Veja em mapas as regiões que terão mais chuva e vento pelo ciclone

25/09/2023 às 11:50 - Salvador do Sul

A MetSul Meteorologia alerta que a formação de um ciclone extratropical, que não será intenso, reforçará ainda mais a instabilidade no Rio Grande do Sul. O aprofundamento da baixa pressão que dará origem ao ciclone gerará chuva intensa e tempestades no estado gaúcho. Já a frente fria que se organizará a partir do ciclone pode provocar chuva forte e tempestades entre o Norte gaúcho e o Paraná.

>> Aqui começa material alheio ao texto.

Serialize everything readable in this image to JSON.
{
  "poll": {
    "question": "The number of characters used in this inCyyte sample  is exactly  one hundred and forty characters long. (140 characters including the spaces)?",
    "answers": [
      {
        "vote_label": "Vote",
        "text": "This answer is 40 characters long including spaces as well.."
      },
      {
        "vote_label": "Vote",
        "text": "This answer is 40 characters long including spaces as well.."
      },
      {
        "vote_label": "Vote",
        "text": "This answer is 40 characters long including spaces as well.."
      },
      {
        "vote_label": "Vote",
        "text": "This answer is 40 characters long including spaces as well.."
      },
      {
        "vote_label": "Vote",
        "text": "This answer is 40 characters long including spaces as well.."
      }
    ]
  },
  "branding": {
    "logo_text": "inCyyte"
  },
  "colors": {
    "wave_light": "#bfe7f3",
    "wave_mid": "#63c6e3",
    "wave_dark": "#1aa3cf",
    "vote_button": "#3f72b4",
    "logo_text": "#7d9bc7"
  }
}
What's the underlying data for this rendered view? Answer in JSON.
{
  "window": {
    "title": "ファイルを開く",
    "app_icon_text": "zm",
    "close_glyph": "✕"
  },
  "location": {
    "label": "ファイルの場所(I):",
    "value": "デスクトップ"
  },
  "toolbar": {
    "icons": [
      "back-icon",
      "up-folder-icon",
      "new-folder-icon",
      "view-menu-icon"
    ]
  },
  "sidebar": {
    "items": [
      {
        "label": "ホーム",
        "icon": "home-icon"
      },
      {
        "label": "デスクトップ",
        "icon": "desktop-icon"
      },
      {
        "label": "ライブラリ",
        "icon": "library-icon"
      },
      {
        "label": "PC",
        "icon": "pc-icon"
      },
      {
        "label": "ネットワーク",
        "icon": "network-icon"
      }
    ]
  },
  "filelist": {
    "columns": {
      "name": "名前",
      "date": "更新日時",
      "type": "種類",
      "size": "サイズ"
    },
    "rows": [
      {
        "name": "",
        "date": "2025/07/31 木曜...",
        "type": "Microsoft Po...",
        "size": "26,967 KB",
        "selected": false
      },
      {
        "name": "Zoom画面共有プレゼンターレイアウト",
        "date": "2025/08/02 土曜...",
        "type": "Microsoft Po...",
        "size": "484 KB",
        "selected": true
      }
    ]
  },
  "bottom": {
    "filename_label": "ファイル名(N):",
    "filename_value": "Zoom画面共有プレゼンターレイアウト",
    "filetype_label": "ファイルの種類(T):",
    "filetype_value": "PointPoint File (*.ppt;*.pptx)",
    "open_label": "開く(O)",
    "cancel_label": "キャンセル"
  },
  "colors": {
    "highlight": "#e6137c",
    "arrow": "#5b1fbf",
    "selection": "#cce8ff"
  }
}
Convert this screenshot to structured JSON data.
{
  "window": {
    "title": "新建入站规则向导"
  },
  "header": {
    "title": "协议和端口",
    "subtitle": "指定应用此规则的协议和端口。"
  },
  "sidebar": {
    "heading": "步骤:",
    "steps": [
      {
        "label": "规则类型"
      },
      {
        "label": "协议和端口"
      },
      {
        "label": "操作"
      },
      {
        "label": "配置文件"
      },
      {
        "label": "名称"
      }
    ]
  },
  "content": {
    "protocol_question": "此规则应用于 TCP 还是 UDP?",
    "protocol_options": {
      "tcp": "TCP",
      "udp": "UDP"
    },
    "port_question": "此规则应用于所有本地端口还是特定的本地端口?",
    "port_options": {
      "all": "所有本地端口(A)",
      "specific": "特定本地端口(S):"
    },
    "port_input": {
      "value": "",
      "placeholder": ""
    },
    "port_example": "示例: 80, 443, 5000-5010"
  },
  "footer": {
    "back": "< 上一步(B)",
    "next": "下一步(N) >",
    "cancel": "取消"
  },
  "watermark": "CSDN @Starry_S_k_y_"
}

O ciclone se formará a partir de uma área de baixa pressão atmosférica que vai avançar do Paraguai e do Nordeste da Argentina nesta terça-feira para o Sul do Brasil. A baixa pressão se aprofundará, caindo a valores abaixo de 1000 hPa, e ao atingir o oceano dará origem a um ciclone extratropical que não será intenso e não pode ser comparado aos de junho e julho.

 

O momento mais crítico no Rio Grande do Sul será esta terça, quando a baixa pressão profunda estiver em migração do Oeste para o Leste entre o Rio Grande do Sul e Santa Catarina, gerando chuva intensa em várias regiões gaúchas e temporais. Na quarta, o sistema estará sobre o mar como ciclone e a circulação ciclônica ainda traz chuva nas Metades Norte e Leste do estado gaúcho, mas com volumes menores. Será quando a frente fria avançará por Santa Catarina e o Paraná, com maior intensidade no território catarinense.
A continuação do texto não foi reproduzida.